The researchers point out that “stylistic and socioemotional factors play a greater role in passing the Turing Test than traditional notions of intelligence.”

The researchers say that this does not necessarily mean that the AI ​​has become more intelligent, but only that it has become better at pretending to be human (symbol image).

As reasons for identifying their interlocutor as a robot, the interrogators cited style, personality and tone of voice significantly more often than anything related to intelligence.

One of the most successful strategies for identifying robots was to ask about human experiences. This strategy worked in 75 percent of cases.

This suggests that the Turing Test does not actually prove the intelligence of a system, but rather measures its ability to imitate or deceive humans.

The researchers say this provides, at best, “probabilistic” support for the claim that ChatGPT is intelligent.

Participants identified the AI ​​based on an assessment of their personality and personal information rather than information based on their intelligence.

Click here to resize this module

However, this does not mean that the Turing Test is worthless, as researchers point out that the ability to impersonate a human will have enormous economic and social consequences.

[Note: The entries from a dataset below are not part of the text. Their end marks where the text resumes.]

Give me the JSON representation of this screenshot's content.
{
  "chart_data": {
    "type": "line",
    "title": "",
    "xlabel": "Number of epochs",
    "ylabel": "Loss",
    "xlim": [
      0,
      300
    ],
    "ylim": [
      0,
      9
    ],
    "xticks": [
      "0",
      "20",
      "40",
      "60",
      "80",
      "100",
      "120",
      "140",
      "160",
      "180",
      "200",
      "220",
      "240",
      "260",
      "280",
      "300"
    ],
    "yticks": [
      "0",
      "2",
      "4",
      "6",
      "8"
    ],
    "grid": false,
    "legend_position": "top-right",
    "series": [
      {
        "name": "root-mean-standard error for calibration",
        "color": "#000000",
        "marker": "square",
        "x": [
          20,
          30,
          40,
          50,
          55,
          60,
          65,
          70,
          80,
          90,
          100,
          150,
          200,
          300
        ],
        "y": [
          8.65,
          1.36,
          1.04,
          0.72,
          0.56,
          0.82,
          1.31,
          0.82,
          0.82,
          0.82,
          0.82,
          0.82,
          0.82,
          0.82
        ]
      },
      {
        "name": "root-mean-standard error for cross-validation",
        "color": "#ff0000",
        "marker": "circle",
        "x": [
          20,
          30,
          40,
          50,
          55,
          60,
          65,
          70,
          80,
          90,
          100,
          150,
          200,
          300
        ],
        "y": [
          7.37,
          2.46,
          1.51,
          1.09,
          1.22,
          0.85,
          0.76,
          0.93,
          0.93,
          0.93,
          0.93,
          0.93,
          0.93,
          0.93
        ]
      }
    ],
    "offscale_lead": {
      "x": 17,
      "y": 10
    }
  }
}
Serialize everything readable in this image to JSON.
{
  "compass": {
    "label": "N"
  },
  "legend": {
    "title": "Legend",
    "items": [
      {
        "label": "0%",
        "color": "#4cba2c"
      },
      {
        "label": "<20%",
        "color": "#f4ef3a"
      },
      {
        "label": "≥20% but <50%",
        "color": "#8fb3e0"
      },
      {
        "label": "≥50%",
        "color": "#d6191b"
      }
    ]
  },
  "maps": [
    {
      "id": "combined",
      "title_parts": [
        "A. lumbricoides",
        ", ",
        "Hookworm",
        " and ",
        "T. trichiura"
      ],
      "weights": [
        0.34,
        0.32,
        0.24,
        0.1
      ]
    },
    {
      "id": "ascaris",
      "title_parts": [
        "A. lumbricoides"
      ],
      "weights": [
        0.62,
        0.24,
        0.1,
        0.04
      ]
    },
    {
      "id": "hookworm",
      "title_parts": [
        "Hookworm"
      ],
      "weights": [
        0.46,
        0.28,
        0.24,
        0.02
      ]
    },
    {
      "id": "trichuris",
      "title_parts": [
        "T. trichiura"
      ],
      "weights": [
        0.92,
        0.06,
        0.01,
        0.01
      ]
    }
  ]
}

The researchers say that sufficiently convincing AIs “could take on economically valuable customer-facing tasks previously reserved for human workers, mislead the public or their own human operators, and undermine societal trust in authentic human interactions.”

Ultimately, the Turing Test may represent only part of what we need to assess when developing an AI system.

Ms Watson says: “Pure intellect only goes so far. What really counts is being intelligent enough to understand a situation and the capabilities of others and having the empathy needed to put those elements together.”

“Skills are only a small part of AI’s value – its ability to understand the values, preferences and limitations of others is equally important.”